‘Democracy Now!’ co-host considers nature of suicidal murder
Jack Lyons | Friday, March 1, 2019
Nermeen Shaikh, co-host of the independent news hour “Democracy Now!” and global lecturer, considered what motivates individuals to commit acts of violence in a lecture titled “On Suicidal Murder” delivered Thursday at the Hesburgh Center for International Studies. The event was organized by the Kroc Institute for International Peace Studies.
Shaikh compared suicidal murder to other types of violence and considered why suicide bombing often evokes more horror, even though the acts can be equally deadly. She contemplated what characterizes a suicide bombing, searching for what attribute makes it more heinous than other forms of violence, asking the audience to consider techniques employed by militaries in the War on Terror.
“Might it be true that a suicide bombing is more brutal than decimating a body with machine gun fire, or suddenly incinerating it with a remote-controlled drone, or burning and lacerating it with a barrel bomb, or even simply letting it starve to death?”

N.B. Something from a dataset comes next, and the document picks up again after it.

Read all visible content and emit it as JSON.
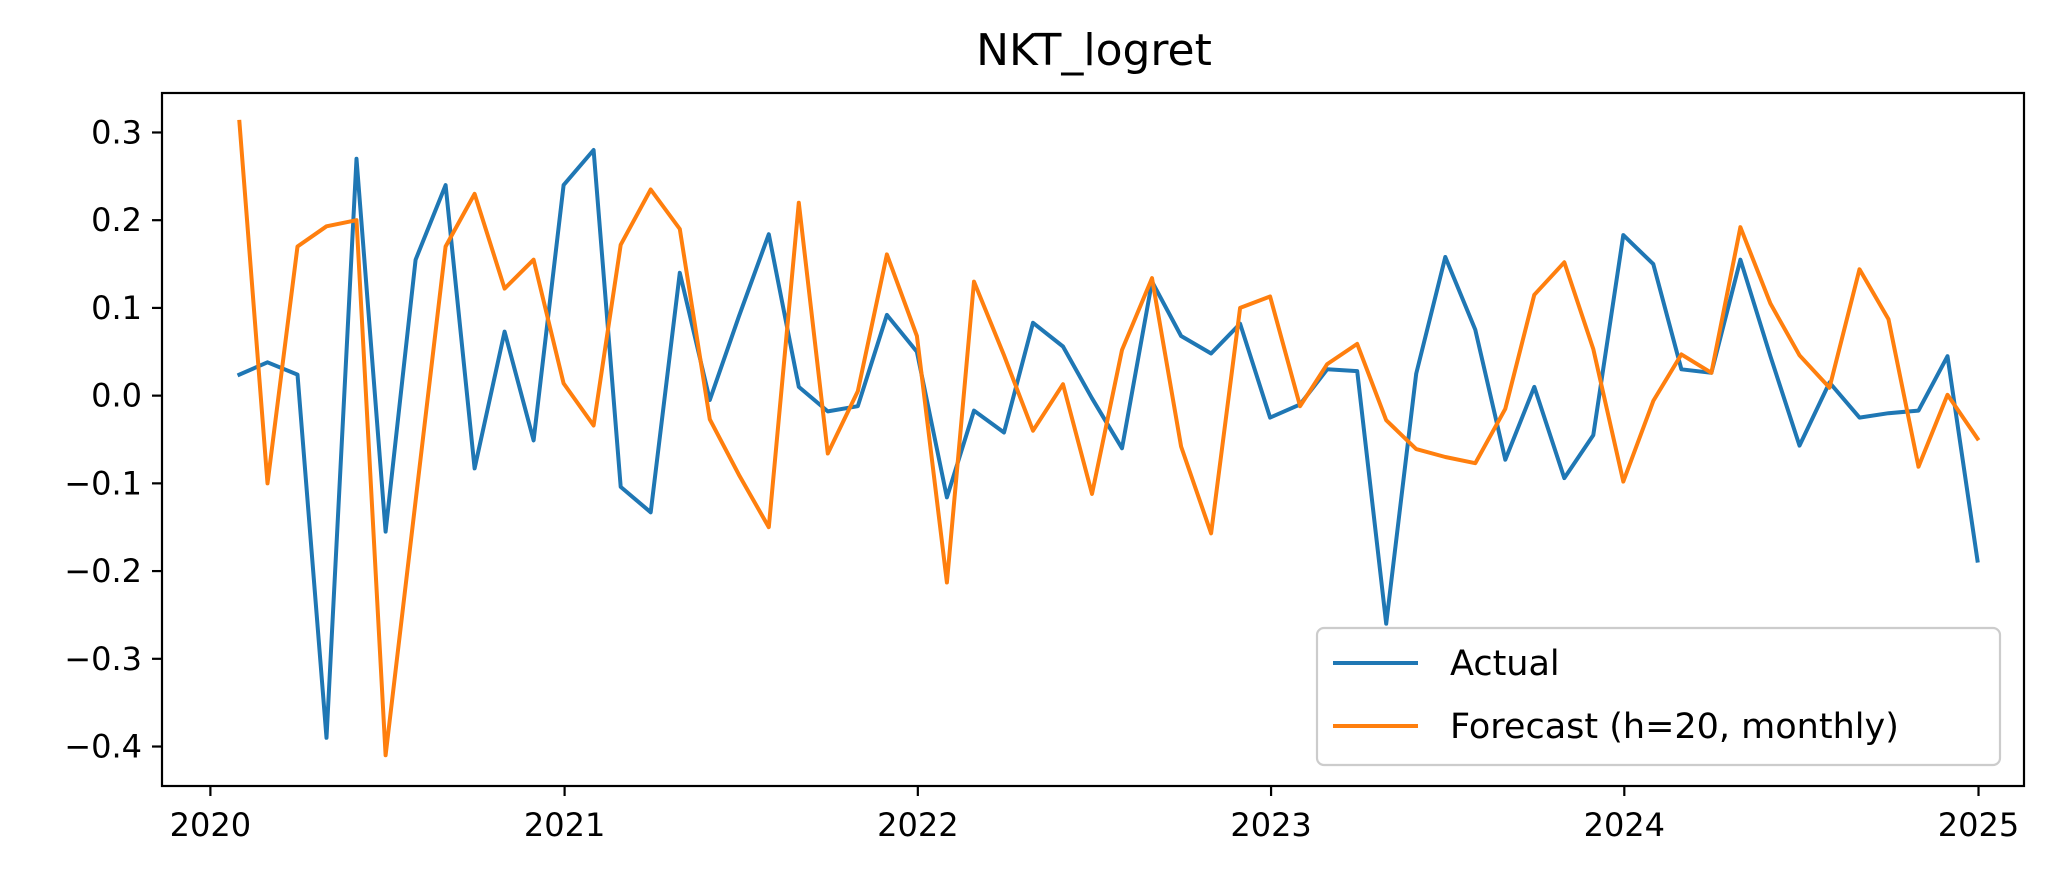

While addressing the senselessness of suicide bombings, which often harm civilians, Shaikh noted modern militaries sometimes operate with similar rules regarding the loss of innocent lives in collateral deaths. Shaikh said she challenges casualties, despite militaries holding them as unintentional.
“That does not make them less dead, only less intentionally dead,” she said.

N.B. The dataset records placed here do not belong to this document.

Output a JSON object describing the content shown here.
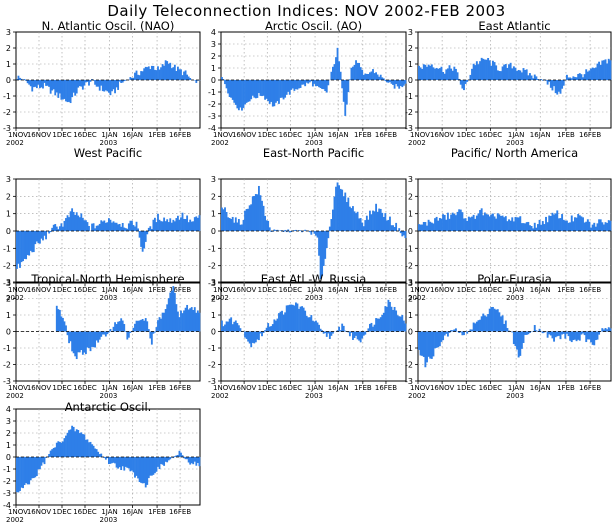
{
  "page_title": "Daily Teleconnection Indices: NOV 2002-FEB 2003",
  "colors": {
    "bar": "#2e7fe8",
    "grid": "#9a9a9a",
    "axis": "#000000",
    "background": "#ffffff"
  },
  "x_tick_labels": [
    "1NOV",
    "16NOV",
    "1DEC",
    "16DEC",
    "1JAN",
    "16JAN",
    "1FEB",
    "16FEB"
  ],
  "x_year_labels": [
    "2002",
    "2003"
  ],
  "chart_data": [
    {
      "type": "bar",
      "title": "N. Atlantic Oscil. (NAO)",
      "ylim": [
        -3,
        3
      ],
      "yticks": [
        -3,
        -2,
        -1,
        0,
        1,
        2,
        3
      ],
      "grid": true,
      "x_start": "2002-11-01",
      "x_end": "2003-02-28",
      "keyframes": [
        [
          0,
          0.2
        ],
        [
          5,
          0.0
        ],
        [
          10,
          -0.5
        ],
        [
          18,
          -0.4
        ],
        [
          26,
          -0.9
        ],
        [
          34,
          -1.4
        ],
        [
          40,
          -0.6
        ],
        [
          48,
          -0.1
        ],
        [
          56,
          -0.6
        ],
        [
          62,
          -0.9
        ],
        [
          68,
          -0.2
        ],
        [
          75,
          0.2
        ],
        [
          82,
          0.6
        ],
        [
          88,
          0.9
        ],
        [
          93,
          0.6
        ],
        [
          98,
          1.2
        ],
        [
          104,
          0.7
        ],
        [
          110,
          0.4
        ],
        [
          115,
          -0.1
        ],
        [
          119,
          -0.1
        ]
      ]
    },
    {
      "type": "bar",
      "title": "Arctic Oscil. (AO)",
      "ylim": [
        -4,
        4
      ],
      "yticks": [
        -4,
        -3,
        -2,
        -1,
        0,
        1,
        2,
        3,
        4
      ],
      "grid": true,
      "x_start": "2002-11-01",
      "x_end": "2003-02-28",
      "keyframes": [
        [
          0,
          0.3
        ],
        [
          6,
          -1.5
        ],
        [
          12,
          -2.5
        ],
        [
          18,
          -1.6
        ],
        [
          26,
          -1.2
        ],
        [
          34,
          -2.2
        ],
        [
          42,
          -1.2
        ],
        [
          50,
          -0.6
        ],
        [
          58,
          -0.2
        ],
        [
          62,
          -0.7
        ],
        [
          68,
          -1.0
        ],
        [
          72,
          1.0
        ],
        [
          75,
          2.5
        ],
        [
          78,
          -0.5
        ],
        [
          80,
          -2.8
        ],
        [
          84,
          1.0
        ],
        [
          88,
          1.6
        ],
        [
          92,
          0.3
        ],
        [
          98,
          0.8
        ],
        [
          104,
          0.2
        ],
        [
          110,
          -0.5
        ],
        [
          116,
          -0.6
        ],
        [
          119,
          -0.2
        ]
      ]
    },
    {
      "type": "bar",
      "title": "East Atlantic",
      "ylim": [
        -3,
        3
      ],
      "yticks": [
        -3,
        -2,
        -1,
        0,
        1,
        2,
        3
      ],
      "grid": true,
      "x_start": "2002-11-01",
      "x_end": "2003-02-28",
      "keyframes": [
        [
          0,
          0.8
        ],
        [
          8,
          1.0
        ],
        [
          16,
          0.6
        ],
        [
          22,
          0.8
        ],
        [
          28,
          -0.7
        ],
        [
          34,
          1.0
        ],
        [
          42,
          1.3
        ],
        [
          50,
          0.7
        ],
        [
          58,
          0.9
        ],
        [
          66,
          0.5
        ],
        [
          72,
          0.2
        ],
        [
          78,
          0.0
        ],
        [
          84,
          -0.6
        ],
        [
          88,
          -0.9
        ],
        [
          92,
          0.2
        ],
        [
          100,
          0.3
        ],
        [
          108,
          0.6
        ],
        [
          114,
          1.1
        ],
        [
          119,
          1.3
        ]
      ]
    },
    {
      "type": "bar",
      "title": "West Pacific",
      "ylim": [
        -3,
        3
      ],
      "yticks": [
        -3,
        -2,
        -1,
        0,
        1,
        2,
        3
      ],
      "grid": true,
      "x_start": "2002-11-01",
      "x_end": "2003-02-28",
      "keyframes": [
        [
          0,
          -2.2
        ],
        [
          6,
          -1.6
        ],
        [
          12,
          -0.9
        ],
        [
          18,
          -0.4
        ],
        [
          24,
          0.2
        ],
        [
          30,
          0.4
        ],
        [
          36,
          1.1
        ],
        [
          42,
          0.8
        ],
        [
          48,
          0.2
        ],
        [
          54,
          0.4
        ],
        [
          60,
          0.7
        ],
        [
          66,
          0.5
        ],
        [
          72,
          0.3
        ],
        [
          78,
          0.5
        ],
        [
          82,
          -1.2
        ],
        [
          86,
          0.1
        ],
        [
          92,
          0.8
        ],
        [
          100,
          0.6
        ],
        [
          108,
          0.9
        ],
        [
          114,
          0.5
        ],
        [
          119,
          0.8
        ]
      ]
    },
    {
      "type": "bar",
      "title": "East-North Pacific",
      "ylim": [
        -3,
        3
      ],
      "yticks": [
        -3,
        -2,
        -1,
        0,
        1,
        2,
        3
      ],
      "grid": true,
      "x_start": "2002-11-01",
      "x_end": "2003-02-28",
      "keyframes": [
        [
          0,
          1.4
        ],
        [
          6,
          0.8
        ],
        [
          12,
          0.4
        ],
        [
          18,
          1.6
        ],
        [
          24,
          2.4
        ],
        [
          28,
          1.0
        ],
        [
          32,
          0.0
        ],
        [
          40,
          0.0
        ],
        [
          48,
          0.0
        ],
        [
          56,
          0.0
        ],
        [
          62,
          -0.4
        ],
        [
          64,
          -2.9
        ],
        [
          68,
          -1.0
        ],
        [
          70,
          0.2
        ],
        [
          74,
          2.7
        ],
        [
          80,
          2.0
        ],
        [
          86,
          1.2
        ],
        [
          92,
          0.5
        ],
        [
          100,
          1.4
        ],
        [
          108,
          0.7
        ],
        [
          114,
          0.2
        ],
        [
          119,
          -0.4
        ]
      ]
    },
    {
      "type": "bar",
      "title": "Pacific/ North America",
      "ylim": [
        -3,
        3
      ],
      "yticks": [
        -3,
        -2,
        -1,
        0,
        1,
        2,
        3
      ],
      "grid": true,
      "x_start": "2002-11-01",
      "x_end": "2003-02-28",
      "keyframes": [
        [
          0,
          0.3
        ],
        [
          6,
          0.5
        ],
        [
          12,
          0.7
        ],
        [
          20,
          0.9
        ],
        [
          26,
          1.1
        ],
        [
          32,
          0.6
        ],
        [
          38,
          1.2
        ],
        [
          44,
          0.7
        ],
        [
          50,
          1.0
        ],
        [
          56,
          0.5
        ],
        [
          62,
          0.8
        ],
        [
          68,
          0.3
        ],
        [
          74,
          0.4
        ],
        [
          80,
          0.7
        ],
        [
          86,
          1.0
        ],
        [
          92,
          0.6
        ],
        [
          100,
          0.8
        ],
        [
          108,
          0.3
        ],
        [
          114,
          0.6
        ],
        [
          119,
          0.5
        ]
      ]
    },
    {
      "type": "bar",
      "title": "Tropical-North Hemisphere",
      "ylim": [
        -3,
        3
      ],
      "yticks": [
        -3,
        -2,
        -1,
        0,
        1,
        2,
        3
      ],
      "grid": true,
      "x_start": "2002-11-01",
      "x_end": "2003-02-28",
      "keyframes": [
        [
          26,
          1.6
        ],
        [
          30,
          0.8
        ],
        [
          34,
          -0.5
        ],
        [
          38,
          -1.6
        ],
        [
          44,
          -1.2
        ],
        [
          50,
          -0.9
        ],
        [
          56,
          -0.4
        ],
        [
          62,
          0.2
        ],
        [
          68,
          0.9
        ],
        [
          72,
          -0.4
        ],
        [
          78,
          0.5
        ],
        [
          84,
          0.8
        ],
        [
          88,
          -0.6
        ],
        [
          92,
          0.5
        ],
        [
          98,
          1.6
        ],
        [
          102,
          2.7
        ],
        [
          106,
          1.0
        ],
        [
          112,
          1.5
        ],
        [
          119,
          1.2
        ]
      ]
    },
    {
      "type": "bar",
      "title": "East Atl.-W. Russia",
      "ylim": [
        -3,
        3
      ],
      "yticks": [
        -3,
        -2,
        -1,
        0,
        1,
        2,
        3
      ],
      "grid": true,
      "x_start": "2002-11-01",
      "x_end": "2003-02-28",
      "keyframes": [
        [
          0,
          0.5
        ],
        [
          6,
          0.7
        ],
        [
          12,
          0.4
        ],
        [
          18,
          -0.8
        ],
        [
          24,
          -0.4
        ],
        [
          30,
          0.3
        ],
        [
          36,
          0.9
        ],
        [
          42,
          1.4
        ],
        [
          48,
          1.7
        ],
        [
          54,
          1.2
        ],
        [
          60,
          0.6
        ],
        [
          66,
          -0.1
        ],
        [
          72,
          -0.3
        ],
        [
          78,
          0.4
        ],
        [
          84,
          -0.3
        ],
        [
          90,
          -0.5
        ],
        [
          96,
          0.3
        ],
        [
          102,
          0.9
        ],
        [
          108,
          1.8
        ],
        [
          114,
          1.2
        ],
        [
          119,
          0.6
        ]
      ]
    },
    {
      "type": "bar",
      "title": "Polar-Eurasia",
      "ylim": [
        -3,
        3
      ],
      "yticks": [
        -3,
        -2,
        -1,
        0,
        1,
        2,
        3
      ],
      "grid": true,
      "x_start": "2002-11-01",
      "x_end": "2003-02-28",
      "keyframes": [
        [
          0,
          -1.0
        ],
        [
          4,
          -2.0
        ],
        [
          10,
          -1.2
        ],
        [
          16,
          -0.4
        ],
        [
          22,
          0.2
        ],
        [
          28,
          -0.3
        ],
        [
          34,
          0.4
        ],
        [
          40,
          0.9
        ],
        [
          46,
          1.6
        ],
        [
          52,
          0.8
        ],
        [
          58,
          -0.2
        ],
        [
          62,
          -1.6
        ],
        [
          66,
          -0.4
        ],
        [
          72,
          0.3
        ],
        [
          78,
          -0.1
        ],
        [
          84,
          -0.5
        ],
        [
          90,
          -0.2
        ],
        [
          96,
          -0.6
        ],
        [
          102,
          -0.3
        ],
        [
          108,
          -0.9
        ],
        [
          114,
          0.3
        ],
        [
          119,
          0.2
        ]
      ]
    },
    {
      "type": "bar",
      "title": "Antarctic Oscil.",
      "ylim": [
        -4,
        4
      ],
      "yticks": [
        -4,
        -3,
        -2,
        -1,
        0,
        1,
        2,
        3,
        4
      ],
      "grid": true,
      "x_start": "2002-11-01",
      "x_end": "2003-02-28",
      "keyframes": [
        [
          0,
          -3.0
        ],
        [
          6,
          -2.4
        ],
        [
          12,
          -1.6
        ],
        [
          18,
          -0.4
        ],
        [
          24,
          0.8
        ],
        [
          30,
          1.5
        ],
        [
          36,
          2.4
        ],
        [
          42,
          2.0
        ],
        [
          48,
          1.2
        ],
        [
          54,
          0.3
        ],
        [
          60,
          -0.4
        ],
        [
          66,
          -0.8
        ],
        [
          72,
          -1.0
        ],
        [
          78,
          -1.6
        ],
        [
          84,
          -2.4
        ],
        [
          88,
          -1.4
        ],
        [
          94,
          -0.8
        ],
        [
          100,
          -0.2
        ],
        [
          106,
          0.3
        ],
        [
          112,
          -0.4
        ],
        [
          119,
          -0.6
        ]
      ]
    }
  ]
}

For Shaikh, both suicide bombings and other methods of counterterrorism are symptoms of a broader global issue. Citing the French West Indian intellectual Frantz Fanon, she lamented the use of violence for political gain.

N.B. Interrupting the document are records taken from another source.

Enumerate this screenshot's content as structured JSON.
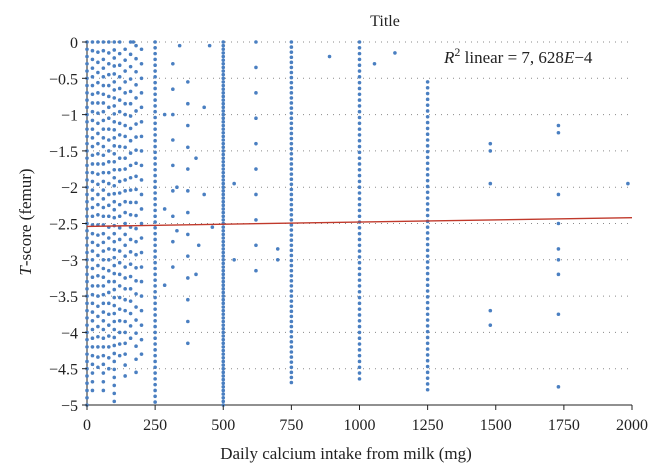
{
  "chart_data": {
    "type": "scatter",
    "title": "Title",
    "xlabel": "Daily calcium intake from milk (mg)",
    "ylabel_prefix": "T",
    "ylabel_suffix": "-score (femur)",
    "xlim": [
      0,
      2000
    ],
    "ylim": [
      -5,
      0
    ],
    "x_ticks": [
      0,
      250,
      500,
      750,
      1000,
      1250,
      1500,
      1750,
      2000
    ],
    "x_tick_labels": [
      "0",
      "250",
      "500",
      "750",
      "1000",
      "1250",
      "1500",
      "1750",
      "2000"
    ],
    "y_ticks": [
      0,
      -0.5,
      -1,
      -1.5,
      -2,
      -2.5,
      -3,
      -3.5,
      -4,
      -4.5,
      -5
    ],
    "y_tick_labels": [
      "0",
      "−0.5",
      "−1",
      "−1.5",
      "−2",
      "−2.5",
      "−3",
      "−3.5",
      "−4",
      "−4.5",
      "−5"
    ],
    "grid": "horizontal dotted",
    "annotation": {
      "r": "R",
      "sup": "2",
      "mid": " linear = 7, 628",
      "e": "E",
      "tail": "−4"
    },
    "fit_line": {
      "x": [
        0,
        2000
      ],
      "y": [
        -2.54,
        -2.42
      ]
    },
    "columns": [
      {
        "x": 0,
        "y_min": -5,
        "y_max": 0,
        "step": 0.1
      },
      {
        "x": 20,
        "y_min": -4.8,
        "y_max": 0,
        "step": 0.12
      },
      {
        "x": 40,
        "y_min": -4.6,
        "y_max": 0,
        "step": 0.14
      },
      {
        "x": 60,
        "y_min": -4.9,
        "y_max": 0,
        "step": 0.12
      },
      {
        "x": 80,
        "y_min": -4.5,
        "y_max": 0,
        "step": 0.15
      },
      {
        "x": 100,
        "y_min": -4.95,
        "y_max": 0,
        "step": 0.11
      },
      {
        "x": 120,
        "y_min": -4.4,
        "y_max": 0,
        "step": 0.16
      },
      {
        "x": 140,
        "y_min": -4.7,
        "y_max": -0.1,
        "step": 0.15
      },
      {
        "x": 160,
        "y_min": -4.2,
        "y_max": 0,
        "step": 0.17
      },
      {
        "x": 180,
        "y_min": -4.6,
        "y_max": -0.05,
        "step": 0.18
      },
      {
        "x": 200,
        "y_min": -4.3,
        "y_max": -0.1,
        "step": 0.2
      },
      {
        "x": 250,
        "y_min": -5,
        "y_max": 0,
        "step": 0.08
      },
      {
        "x": 315,
        "y_min": -3.4,
        "y_max": -0.3,
        "step": 0.35
      },
      {
        "x": 370,
        "y_min": -4.3,
        "y_max": -0.55,
        "step": 0.3
      },
      {
        "x": 500,
        "y_min": -5,
        "y_max": 0,
        "step": 0.05
      },
      {
        "x": 620,
        "y_min": -3.2,
        "y_max": 0,
        "step": 0.35
      },
      {
        "x": 750,
        "y_min": -4.75,
        "y_max": 0,
        "step": 0.07
      },
      {
        "x": 1000,
        "y_min": -4.7,
        "y_max": 0,
        "step": 0.08
      },
      {
        "x": 1250,
        "y_min": -4.85,
        "y_max": -0.55,
        "step": 0.08
      }
    ],
    "points": [
      {
        "x": 170,
        "y": 0
      },
      {
        "x": 340,
        "y": -0.05
      },
      {
        "x": 450,
        "y": -0.05
      },
      {
        "x": 1055,
        "y": -0.3
      },
      {
        "x": 890,
        "y": -0.2
      },
      {
        "x": 1130,
        "y": -0.15
      },
      {
        "x": 1480,
        "y": -1.4
      },
      {
        "x": 1480,
        "y": -1.5
      },
      {
        "x": 1480,
        "y": -1.95
      },
      {
        "x": 1480,
        "y": -3.7
      },
      {
        "x": 1480,
        "y": -3.9
      },
      {
        "x": 1730,
        "y": -1.15
      },
      {
        "x": 1730,
        "y": -1.25
      },
      {
        "x": 1730,
        "y": -2.1
      },
      {
        "x": 1730,
        "y": -2.5
      },
      {
        "x": 1730,
        "y": -2.85
      },
      {
        "x": 1730,
        "y": -3.0
      },
      {
        "x": 1730,
        "y": -3.2
      },
      {
        "x": 1730,
        "y": -3.75
      },
      {
        "x": 1730,
        "y": -4.75
      },
      {
        "x": 1985,
        "y": -1.95
      },
      {
        "x": 430,
        "y": -0.9
      },
      {
        "x": 430,
        "y": -2.1
      },
      {
        "x": 540,
        "y": -1.95
      },
      {
        "x": 540,
        "y": -3.0
      },
      {
        "x": 700,
        "y": -3.0
      },
      {
        "x": 700,
        "y": -2.85
      },
      {
        "x": 330,
        "y": -2.0
      },
      {
        "x": 330,
        "y": -2.6
      },
      {
        "x": 460,
        "y": -2.55
      },
      {
        "x": 285,
        "y": -2.3
      },
      {
        "x": 285,
        "y": -1.0
      },
      {
        "x": 285,
        "y": -3.35
      },
      {
        "x": 400,
        "y": -3.2
      },
      {
        "x": 400,
        "y": -1.6
      },
      {
        "x": 410,
        "y": -2.8
      }
    ],
    "point_color": "#4a7fc1",
    "fit_color": "#c0392b"
  }
}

“The contemporary world is steeped in an insidious and widespread violence,” she said. “Now there exists a state where violence is the only language anyone understands.”
Quoting the psychoanalyst and essayist Adam Phillips, Shaikh said all humans have an innate desire to “be aggressive enough to be able to protect the people that [they] love.”
Shaikh suggested both suicide bombers and militaries act on this instinct when they commit acts of violence, but each does so in a markedly different way.
“Not everyone has tanks or airplanes, but everybody feels the impulse to do something like what planes and airplanes would do, because they have to do something,” she said.
Unable to match the tanks or airplanes, suicide bombers resort to using their bodies as a weapon, Shaikh said. She said what individuals often consider most appalling about suicide bombing is its deeply intimate nature.
“What does it say about the killer who can look his victims in the face and die alongside them, his body often entwined with theirs? What are we to make of his, and it is almost always his, willingness to die in the very act of murder?”